John Peachman, the independent scholar who discovered these parallels, was not sure what to make of them, but he speculated that William Shakespeare was associated with Mucedorus in the popular mind. He wrote, “The rarity of these parallels makes it almost certain that they are not coincidental. The hermit/emmet joke and the rather extraordinary phrase ‘blow your/his nose backward’ appear to be unique to these two plays. ‘Piece of beef and brewis knuckle deep in fat’, though not unique, is certainly rare, and ‘hips and haws’ is uncommon. That all the parallels occur in the one scene in Mucedorus, and in each case the lines involve the respective clowns Mouse and Sparrow, simply underlines how unlikely it is that the parallels are coincidental.”

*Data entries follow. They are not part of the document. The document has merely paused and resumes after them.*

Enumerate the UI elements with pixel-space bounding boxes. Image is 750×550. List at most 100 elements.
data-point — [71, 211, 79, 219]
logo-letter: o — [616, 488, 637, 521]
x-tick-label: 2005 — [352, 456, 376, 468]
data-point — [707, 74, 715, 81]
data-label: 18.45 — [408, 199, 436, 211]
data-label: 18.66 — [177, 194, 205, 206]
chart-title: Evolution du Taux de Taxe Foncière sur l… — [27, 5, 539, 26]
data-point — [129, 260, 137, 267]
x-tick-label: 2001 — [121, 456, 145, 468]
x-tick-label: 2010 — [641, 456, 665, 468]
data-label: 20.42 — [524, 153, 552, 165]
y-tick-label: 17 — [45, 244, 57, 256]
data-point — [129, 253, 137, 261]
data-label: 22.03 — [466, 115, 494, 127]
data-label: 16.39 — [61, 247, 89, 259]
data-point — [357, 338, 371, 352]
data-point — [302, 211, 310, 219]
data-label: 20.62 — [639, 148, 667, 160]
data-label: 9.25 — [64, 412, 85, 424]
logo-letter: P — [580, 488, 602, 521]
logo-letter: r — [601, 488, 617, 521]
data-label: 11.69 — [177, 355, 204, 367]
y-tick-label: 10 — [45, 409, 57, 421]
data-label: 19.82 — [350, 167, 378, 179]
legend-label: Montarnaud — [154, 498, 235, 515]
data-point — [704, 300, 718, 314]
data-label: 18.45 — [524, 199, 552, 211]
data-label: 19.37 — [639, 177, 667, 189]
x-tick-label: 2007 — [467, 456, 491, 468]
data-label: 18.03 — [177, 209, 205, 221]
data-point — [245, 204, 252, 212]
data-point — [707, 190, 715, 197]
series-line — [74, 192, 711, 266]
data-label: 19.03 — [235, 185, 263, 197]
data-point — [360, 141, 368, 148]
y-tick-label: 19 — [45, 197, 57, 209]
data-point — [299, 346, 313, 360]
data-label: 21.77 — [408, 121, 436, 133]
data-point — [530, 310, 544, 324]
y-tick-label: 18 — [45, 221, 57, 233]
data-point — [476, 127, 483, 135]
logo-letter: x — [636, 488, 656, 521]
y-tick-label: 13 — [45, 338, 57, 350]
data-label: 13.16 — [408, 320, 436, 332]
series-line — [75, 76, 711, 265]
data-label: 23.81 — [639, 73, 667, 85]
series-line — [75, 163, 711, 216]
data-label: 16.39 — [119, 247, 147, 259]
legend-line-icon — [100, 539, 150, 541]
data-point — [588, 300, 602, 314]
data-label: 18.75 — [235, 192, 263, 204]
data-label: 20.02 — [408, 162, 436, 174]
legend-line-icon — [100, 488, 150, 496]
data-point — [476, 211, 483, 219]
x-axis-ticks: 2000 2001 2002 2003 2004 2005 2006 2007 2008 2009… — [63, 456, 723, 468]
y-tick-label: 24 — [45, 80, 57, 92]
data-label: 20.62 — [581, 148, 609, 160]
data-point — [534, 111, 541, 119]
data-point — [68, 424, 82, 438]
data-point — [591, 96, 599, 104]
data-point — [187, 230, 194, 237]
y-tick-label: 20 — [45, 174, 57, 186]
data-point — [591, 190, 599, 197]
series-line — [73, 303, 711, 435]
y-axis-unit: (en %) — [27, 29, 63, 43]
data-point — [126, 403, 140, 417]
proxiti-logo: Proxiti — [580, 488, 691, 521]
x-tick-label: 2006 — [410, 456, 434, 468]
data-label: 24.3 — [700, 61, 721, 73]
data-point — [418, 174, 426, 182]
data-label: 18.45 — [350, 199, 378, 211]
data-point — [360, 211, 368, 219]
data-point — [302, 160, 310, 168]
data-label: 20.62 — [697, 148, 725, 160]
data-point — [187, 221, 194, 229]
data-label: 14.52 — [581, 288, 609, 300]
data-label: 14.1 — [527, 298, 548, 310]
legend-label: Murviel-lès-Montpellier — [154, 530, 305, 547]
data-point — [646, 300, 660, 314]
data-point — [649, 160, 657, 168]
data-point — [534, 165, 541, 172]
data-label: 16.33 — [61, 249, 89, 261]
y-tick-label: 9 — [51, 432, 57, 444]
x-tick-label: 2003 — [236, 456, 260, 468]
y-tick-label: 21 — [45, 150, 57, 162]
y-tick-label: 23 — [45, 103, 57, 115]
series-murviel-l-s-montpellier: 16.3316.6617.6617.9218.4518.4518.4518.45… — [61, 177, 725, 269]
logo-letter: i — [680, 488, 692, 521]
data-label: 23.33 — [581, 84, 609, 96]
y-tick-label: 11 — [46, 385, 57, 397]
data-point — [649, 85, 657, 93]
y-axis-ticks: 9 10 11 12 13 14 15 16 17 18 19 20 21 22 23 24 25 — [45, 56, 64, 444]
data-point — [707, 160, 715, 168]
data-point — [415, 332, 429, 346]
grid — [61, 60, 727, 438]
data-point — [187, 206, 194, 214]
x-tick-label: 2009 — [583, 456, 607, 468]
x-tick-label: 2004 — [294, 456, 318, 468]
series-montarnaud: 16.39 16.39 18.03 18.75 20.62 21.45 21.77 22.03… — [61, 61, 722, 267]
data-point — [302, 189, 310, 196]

Far from being coincidental, a logical inference is that the author of Guy Earl of Warwick used William’s comic alter-ego Philip Sparrow to ridicule William’s silly playwriting style in Mucedorus. But this conclusion would mean that William Shakespeare was the main author of the clunky passages in Mucedorus, not a poetic genius who helped polish a few lines and perhaps the epilogue in 1610. I have yet to see this intriguing problem addressed in the Stratfordian literature, including by Rasmussen and Bate.
I am not holding my breath for a serious answer, given the lack of previous Stratfordian interest in responding to any questions I have posed. I do think the relationship between the plays Guy Earl of Warwick and Mucedorus is a fascinating topic, though, and one which makes little or no sense given the traditional authorship belief.